That one just cries out for use in a Highwaystar thread!


----------



## RootDKJ (Apr 24, 2009)

:Glen_Plake:


----------



## severine (Apr 24, 2009)

Greg REALLY needs to add some of these.

<HINT, HINT!!!>


----------



## drjeff (Apr 24, 2009)

severine said:


> Greg REALLY needs to add some of these.
> 
> <HINT, HINT!!!>



Let's see if we can help peak his interest 











and one of my favorites


----------



## mondeo (Apr 24, 2009)

drjeff said:


> and one of my favorites


 Someone needs to learn how to pour. Way too much head on that one.

:beer:


----------



## deadheadskier (Apr 24, 2009)

mondeo said:


> Someone needs to learn how to pour. Way too much head on that one.
> 
> :beer:



You would not enjoy drinking in Holland.  A 'properly' poured Heineken draught comes in a 9 ounce glass with roughly a third of it being head.


----------



## mondeo (Apr 24, 2009)

deadheadskier said:


> You would not enjoy drinking in Holland. A 'properly' poured Heineken draught comes in a 9 ounce glass with roughly a third of it being head.


Forget the head, I wouldn't enjoy drinking in Holland if I'm going to be forced to drink Heineken.

Can't stand pilsners.


----------



## severine (Apr 24, 2009)

........................................

nevermind

.........................................


----------



## gmcunni (Apr 24, 2009)

another one that might get some use here. . .


----------



## severine (Apr 24, 2009)

gmcunni said:


> another one that might get some use here. . .


:beer: Love it!


----------



## GrilledSteezeSandwich (Apr 24, 2009)

g


----------



## drjeff (Apr 25, 2009)

Pork product smiley love!


----------



## drjeff (Apr 25, 2009)




----------



## deadheadskier (Apr 25, 2009)

mondeo said:


> Forget the head, I wouldn't enjoy drinking in Holland if I'm going to be forced to drink Heineken.
> 
> Can't stand pilsners.



normally I agree, I can't stand Heineken, but like Guiness supposedly does in Ireland, Heineken tastes a lot better in Holland than it does the US.  For the record, I do love Guiness as is in the US.  Heineken is no doubt the people's beer for the Dutch though, more so than when Budweiser was the KING of beers 20 years ago..  It seemed that every bar I went to during my week there, 90% of the Patrons were drinking Heineken.


----------



## Trekchick (Apr 26, 2009)

severine said:


> ........................................
> 
> nevermind
> 
> .........................................


Something tells me there's a story here. 

Here area  few more of my favs 

















I think I posted this one earlier, but still one of my most used.








This particular banana always cracks me up.





This particular list has tons of great smilies.

http://forums.randi.org/misc.php?do=showsmilies


----------



## TheBEast (Apr 26, 2009)

deadheadskier said:


> normally I agree, I can't stand Heineken, but like Guiness supposedly does in Ireland, Heineken tastes a lot better in Holland than it does the US.  For the record, I do love Guiness as is in the US.  Heineken is no doubt the people's beer for the Dutch though, more so than when Budweiser was the KING of beers 20 years ago..  It seemed that every bar I went to during my week there, 90% of the Patrons were drinking Heineken.

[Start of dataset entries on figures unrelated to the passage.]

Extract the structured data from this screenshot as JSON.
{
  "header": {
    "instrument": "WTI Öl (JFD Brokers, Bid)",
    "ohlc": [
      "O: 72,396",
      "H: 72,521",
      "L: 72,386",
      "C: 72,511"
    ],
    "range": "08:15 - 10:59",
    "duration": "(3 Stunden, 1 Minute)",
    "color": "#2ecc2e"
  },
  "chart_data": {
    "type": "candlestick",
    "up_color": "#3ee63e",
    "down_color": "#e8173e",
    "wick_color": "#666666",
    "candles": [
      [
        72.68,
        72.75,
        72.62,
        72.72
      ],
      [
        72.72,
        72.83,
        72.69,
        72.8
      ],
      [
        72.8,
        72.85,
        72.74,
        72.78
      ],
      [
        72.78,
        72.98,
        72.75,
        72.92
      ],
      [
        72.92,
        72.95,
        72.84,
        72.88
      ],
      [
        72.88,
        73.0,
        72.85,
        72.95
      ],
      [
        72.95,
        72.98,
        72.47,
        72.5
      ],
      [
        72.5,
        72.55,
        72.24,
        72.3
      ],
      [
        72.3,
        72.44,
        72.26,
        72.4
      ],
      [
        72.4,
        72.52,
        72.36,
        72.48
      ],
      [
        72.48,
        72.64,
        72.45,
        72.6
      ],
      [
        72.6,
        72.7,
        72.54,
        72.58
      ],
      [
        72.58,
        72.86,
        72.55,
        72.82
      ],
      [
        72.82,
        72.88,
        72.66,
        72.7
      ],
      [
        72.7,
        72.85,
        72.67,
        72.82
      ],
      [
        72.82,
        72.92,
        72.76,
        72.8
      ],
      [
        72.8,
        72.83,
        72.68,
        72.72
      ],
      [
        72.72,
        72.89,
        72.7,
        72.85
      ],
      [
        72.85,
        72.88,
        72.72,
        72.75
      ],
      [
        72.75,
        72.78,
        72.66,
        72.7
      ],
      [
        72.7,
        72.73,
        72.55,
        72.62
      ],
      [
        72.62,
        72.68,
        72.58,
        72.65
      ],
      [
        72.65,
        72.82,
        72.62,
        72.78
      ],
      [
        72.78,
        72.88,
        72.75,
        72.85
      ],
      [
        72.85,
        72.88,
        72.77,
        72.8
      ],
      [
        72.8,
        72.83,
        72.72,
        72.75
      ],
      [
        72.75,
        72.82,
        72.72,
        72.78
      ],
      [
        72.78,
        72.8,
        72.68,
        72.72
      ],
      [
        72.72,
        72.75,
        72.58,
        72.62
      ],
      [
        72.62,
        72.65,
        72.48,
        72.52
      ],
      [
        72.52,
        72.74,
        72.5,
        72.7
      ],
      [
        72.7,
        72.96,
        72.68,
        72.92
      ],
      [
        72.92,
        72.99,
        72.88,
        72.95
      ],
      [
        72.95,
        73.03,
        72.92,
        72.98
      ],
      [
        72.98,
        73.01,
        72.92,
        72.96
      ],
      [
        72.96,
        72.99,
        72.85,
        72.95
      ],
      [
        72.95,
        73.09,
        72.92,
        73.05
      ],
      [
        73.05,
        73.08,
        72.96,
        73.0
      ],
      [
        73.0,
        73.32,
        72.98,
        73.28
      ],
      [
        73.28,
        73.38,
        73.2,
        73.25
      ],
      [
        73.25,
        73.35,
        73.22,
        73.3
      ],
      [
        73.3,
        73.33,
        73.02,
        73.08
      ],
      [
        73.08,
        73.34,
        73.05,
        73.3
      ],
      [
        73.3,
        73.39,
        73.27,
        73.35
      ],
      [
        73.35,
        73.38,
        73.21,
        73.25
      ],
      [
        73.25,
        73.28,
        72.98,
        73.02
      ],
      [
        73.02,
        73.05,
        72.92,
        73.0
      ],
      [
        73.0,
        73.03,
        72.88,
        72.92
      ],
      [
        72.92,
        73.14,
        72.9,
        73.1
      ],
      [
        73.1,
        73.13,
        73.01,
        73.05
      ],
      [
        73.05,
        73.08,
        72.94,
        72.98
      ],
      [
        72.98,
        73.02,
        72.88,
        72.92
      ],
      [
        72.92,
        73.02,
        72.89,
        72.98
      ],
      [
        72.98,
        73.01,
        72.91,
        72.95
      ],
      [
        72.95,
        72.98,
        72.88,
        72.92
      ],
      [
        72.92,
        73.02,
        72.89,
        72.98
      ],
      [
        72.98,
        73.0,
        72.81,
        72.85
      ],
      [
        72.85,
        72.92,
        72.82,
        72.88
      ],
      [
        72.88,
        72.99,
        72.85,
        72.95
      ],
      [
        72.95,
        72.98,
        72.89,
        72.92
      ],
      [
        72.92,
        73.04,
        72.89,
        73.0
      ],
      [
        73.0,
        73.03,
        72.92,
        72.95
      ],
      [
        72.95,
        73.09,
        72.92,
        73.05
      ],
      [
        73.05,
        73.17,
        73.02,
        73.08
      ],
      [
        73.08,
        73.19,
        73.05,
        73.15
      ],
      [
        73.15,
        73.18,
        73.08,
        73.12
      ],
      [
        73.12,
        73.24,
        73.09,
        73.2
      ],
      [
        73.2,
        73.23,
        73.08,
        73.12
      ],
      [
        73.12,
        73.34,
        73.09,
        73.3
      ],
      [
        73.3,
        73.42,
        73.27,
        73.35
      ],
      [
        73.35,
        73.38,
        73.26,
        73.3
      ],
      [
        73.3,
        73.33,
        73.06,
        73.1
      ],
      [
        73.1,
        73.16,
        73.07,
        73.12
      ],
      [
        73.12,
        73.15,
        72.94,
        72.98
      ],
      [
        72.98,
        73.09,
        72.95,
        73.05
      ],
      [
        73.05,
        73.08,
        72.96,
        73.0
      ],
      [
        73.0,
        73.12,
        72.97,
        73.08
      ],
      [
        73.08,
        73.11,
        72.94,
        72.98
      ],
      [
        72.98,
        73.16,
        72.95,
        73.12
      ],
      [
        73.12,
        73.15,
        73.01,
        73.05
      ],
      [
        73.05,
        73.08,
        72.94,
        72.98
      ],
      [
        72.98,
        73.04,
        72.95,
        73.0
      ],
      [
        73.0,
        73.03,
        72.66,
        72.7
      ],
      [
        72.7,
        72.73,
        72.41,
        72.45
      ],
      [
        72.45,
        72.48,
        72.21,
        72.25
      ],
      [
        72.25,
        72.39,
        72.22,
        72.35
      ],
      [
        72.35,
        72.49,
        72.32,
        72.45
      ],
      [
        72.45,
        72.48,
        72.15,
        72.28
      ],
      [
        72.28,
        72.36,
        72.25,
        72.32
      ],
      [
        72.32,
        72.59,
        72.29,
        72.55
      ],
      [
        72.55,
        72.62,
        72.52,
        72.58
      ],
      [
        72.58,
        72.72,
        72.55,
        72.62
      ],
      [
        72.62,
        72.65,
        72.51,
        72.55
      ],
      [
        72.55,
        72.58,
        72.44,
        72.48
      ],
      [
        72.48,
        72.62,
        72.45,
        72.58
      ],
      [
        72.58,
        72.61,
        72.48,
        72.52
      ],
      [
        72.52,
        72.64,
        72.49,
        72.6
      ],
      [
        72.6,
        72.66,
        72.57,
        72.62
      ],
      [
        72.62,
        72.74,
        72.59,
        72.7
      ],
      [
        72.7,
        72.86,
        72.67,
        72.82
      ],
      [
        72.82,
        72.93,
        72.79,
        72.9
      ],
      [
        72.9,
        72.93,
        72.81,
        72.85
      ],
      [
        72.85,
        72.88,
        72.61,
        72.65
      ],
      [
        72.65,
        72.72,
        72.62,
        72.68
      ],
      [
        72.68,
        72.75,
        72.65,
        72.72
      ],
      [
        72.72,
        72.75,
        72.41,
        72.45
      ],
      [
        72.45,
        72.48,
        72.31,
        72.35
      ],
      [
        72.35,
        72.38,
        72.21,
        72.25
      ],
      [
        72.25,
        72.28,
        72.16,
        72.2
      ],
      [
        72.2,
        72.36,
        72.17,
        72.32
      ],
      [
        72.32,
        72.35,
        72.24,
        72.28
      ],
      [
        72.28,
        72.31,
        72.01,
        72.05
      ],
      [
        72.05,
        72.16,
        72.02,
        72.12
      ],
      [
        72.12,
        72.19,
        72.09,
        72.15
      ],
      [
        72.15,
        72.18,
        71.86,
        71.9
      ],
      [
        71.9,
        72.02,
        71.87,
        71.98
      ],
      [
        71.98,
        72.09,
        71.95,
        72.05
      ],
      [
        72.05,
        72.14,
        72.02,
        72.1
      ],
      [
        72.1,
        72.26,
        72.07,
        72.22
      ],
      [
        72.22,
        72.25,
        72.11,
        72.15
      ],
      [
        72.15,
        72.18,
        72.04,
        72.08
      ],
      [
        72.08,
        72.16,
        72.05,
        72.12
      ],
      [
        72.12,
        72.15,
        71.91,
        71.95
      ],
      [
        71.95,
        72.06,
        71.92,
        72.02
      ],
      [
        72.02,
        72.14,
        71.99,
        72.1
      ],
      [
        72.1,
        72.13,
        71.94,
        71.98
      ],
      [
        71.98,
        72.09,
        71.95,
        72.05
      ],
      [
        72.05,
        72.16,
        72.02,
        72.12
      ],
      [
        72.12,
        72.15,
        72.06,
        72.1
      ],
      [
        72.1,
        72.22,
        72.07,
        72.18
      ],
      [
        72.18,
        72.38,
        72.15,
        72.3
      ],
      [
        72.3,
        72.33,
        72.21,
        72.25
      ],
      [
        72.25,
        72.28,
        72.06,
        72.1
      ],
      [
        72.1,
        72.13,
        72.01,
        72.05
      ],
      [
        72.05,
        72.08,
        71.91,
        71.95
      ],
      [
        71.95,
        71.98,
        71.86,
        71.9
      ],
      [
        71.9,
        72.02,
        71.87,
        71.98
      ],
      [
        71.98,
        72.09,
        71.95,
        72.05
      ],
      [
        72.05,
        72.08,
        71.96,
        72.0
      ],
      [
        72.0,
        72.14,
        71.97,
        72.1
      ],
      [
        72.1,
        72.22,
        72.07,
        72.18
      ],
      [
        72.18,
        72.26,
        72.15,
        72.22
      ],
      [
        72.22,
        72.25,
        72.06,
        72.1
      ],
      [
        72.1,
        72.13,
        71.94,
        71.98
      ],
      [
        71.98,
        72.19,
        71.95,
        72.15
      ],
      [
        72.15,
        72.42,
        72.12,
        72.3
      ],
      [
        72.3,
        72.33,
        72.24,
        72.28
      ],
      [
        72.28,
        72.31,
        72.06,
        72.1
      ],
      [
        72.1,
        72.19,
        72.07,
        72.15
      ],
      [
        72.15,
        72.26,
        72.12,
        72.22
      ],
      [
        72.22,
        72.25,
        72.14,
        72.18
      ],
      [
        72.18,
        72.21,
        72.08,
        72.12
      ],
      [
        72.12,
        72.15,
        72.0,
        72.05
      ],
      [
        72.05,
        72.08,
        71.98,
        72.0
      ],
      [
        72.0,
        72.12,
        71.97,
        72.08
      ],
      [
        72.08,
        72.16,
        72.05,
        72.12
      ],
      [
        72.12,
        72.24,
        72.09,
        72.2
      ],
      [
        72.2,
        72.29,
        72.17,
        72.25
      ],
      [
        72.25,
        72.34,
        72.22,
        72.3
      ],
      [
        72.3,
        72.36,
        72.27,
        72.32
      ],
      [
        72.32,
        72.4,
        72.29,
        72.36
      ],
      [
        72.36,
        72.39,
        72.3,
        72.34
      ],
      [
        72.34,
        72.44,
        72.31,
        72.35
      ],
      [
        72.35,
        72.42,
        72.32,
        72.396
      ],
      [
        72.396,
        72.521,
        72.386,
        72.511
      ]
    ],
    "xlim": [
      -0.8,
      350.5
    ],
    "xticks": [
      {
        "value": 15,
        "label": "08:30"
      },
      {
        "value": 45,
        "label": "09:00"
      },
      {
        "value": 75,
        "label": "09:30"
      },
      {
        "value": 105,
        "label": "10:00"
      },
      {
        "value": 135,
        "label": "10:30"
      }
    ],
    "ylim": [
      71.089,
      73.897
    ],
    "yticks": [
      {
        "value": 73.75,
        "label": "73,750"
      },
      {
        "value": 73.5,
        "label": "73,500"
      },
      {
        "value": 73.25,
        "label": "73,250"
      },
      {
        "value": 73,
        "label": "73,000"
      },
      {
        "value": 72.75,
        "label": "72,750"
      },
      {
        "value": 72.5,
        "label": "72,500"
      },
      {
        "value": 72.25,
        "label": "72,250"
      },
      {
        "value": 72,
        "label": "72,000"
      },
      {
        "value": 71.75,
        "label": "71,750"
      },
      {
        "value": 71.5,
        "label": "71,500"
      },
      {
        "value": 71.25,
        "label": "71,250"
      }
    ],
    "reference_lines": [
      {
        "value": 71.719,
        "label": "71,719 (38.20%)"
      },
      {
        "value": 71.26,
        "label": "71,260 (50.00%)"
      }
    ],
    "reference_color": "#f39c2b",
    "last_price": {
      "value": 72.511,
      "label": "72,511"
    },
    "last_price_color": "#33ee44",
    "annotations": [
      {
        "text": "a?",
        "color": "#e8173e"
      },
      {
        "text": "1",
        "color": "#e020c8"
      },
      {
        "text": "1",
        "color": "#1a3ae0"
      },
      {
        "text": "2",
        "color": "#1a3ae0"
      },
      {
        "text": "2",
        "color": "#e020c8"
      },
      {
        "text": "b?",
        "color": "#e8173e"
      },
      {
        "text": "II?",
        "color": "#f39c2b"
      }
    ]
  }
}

Totally agree.  I was in Amsterdam a couple years back and the Heineken over there tastes very different, something to do with the water and travel time to the states...


----------



## severine (Apr 26, 2009)

Trekchick said:


> Something tells me there's a story here.



Just a dirty mind I chose to censor.  All that talk of head...


----------



## RootDKJ (May 25, 2009)

Came across some new ones today


----------



## GrilledSteezeSandwich (May 25, 2009)

RootDKJ said:


> Came across some new ones today



what is the Jerry thing??  Jerry Seinfeld or Jerry Lewis???  Or Ben and Jerry??


----------



## o3jeff (May 25, 2009)

GrilledSteezeSandwich said:


> what is the Jerry thing??  Jerry Seinfeld or Jerry Lewis???  Or Ben and Jerry??



I think Jerry Springer


----------



## GrilledSteezeSandwich (May 25, 2009)

o3jeff said:


> I think Jerry Springer




OK...I didn't even think of that..


----------



## RootDKJ (May 25, 2009)

o3jeff said:


> I think Jerry Springer


GSS, you crack me up sometimes!


----------



## Nick (Apr 1, 2011)

OK time to revive this thread. These are friggen great. I want to add a few to the AZ repertoire. :lol:

So far I've added in : 

highfive :highfive: 
sadwalk 
dontknow


----------



## hammer (Apr 1, 2011)

Nick said:


> OK time to revive this thread. These are friggen great. I want to add a few to the AZ repertoire. :lol:



This one's been appropriate for some recent discussions...


----------



## Nick (Apr 1, 2011)

hammer said:


> This one's been appropriate for some recent discussions...



OK. I've added a few 

smack :smack:
whistle 
popcorn 
comfort :comfort:


----------



## mondeo (Apr 3, 2011)




----------



## Cannonball (Apr 4, 2011)




----------



## wa-loaf (Apr 4, 2011)

Nick said:


> OK time to revive this thread. These are friggen great. I want to add a few to the AZ repertoire. :lol:
> 
> So far I've added in :
> 
> ...





Nick said:


> OK. I've added a few
> 
> smack :smack:
> whistle
> ...



Maybe it's because I'm a designer, but I don't like most of these and the high five in particular. My main objection is they don't fit the style of the existing smilies. I kinda like consistency so if there is a high five that fits the same design style that we already have I'm all for it. As an example Hammers popcorn works better for me than the one you added.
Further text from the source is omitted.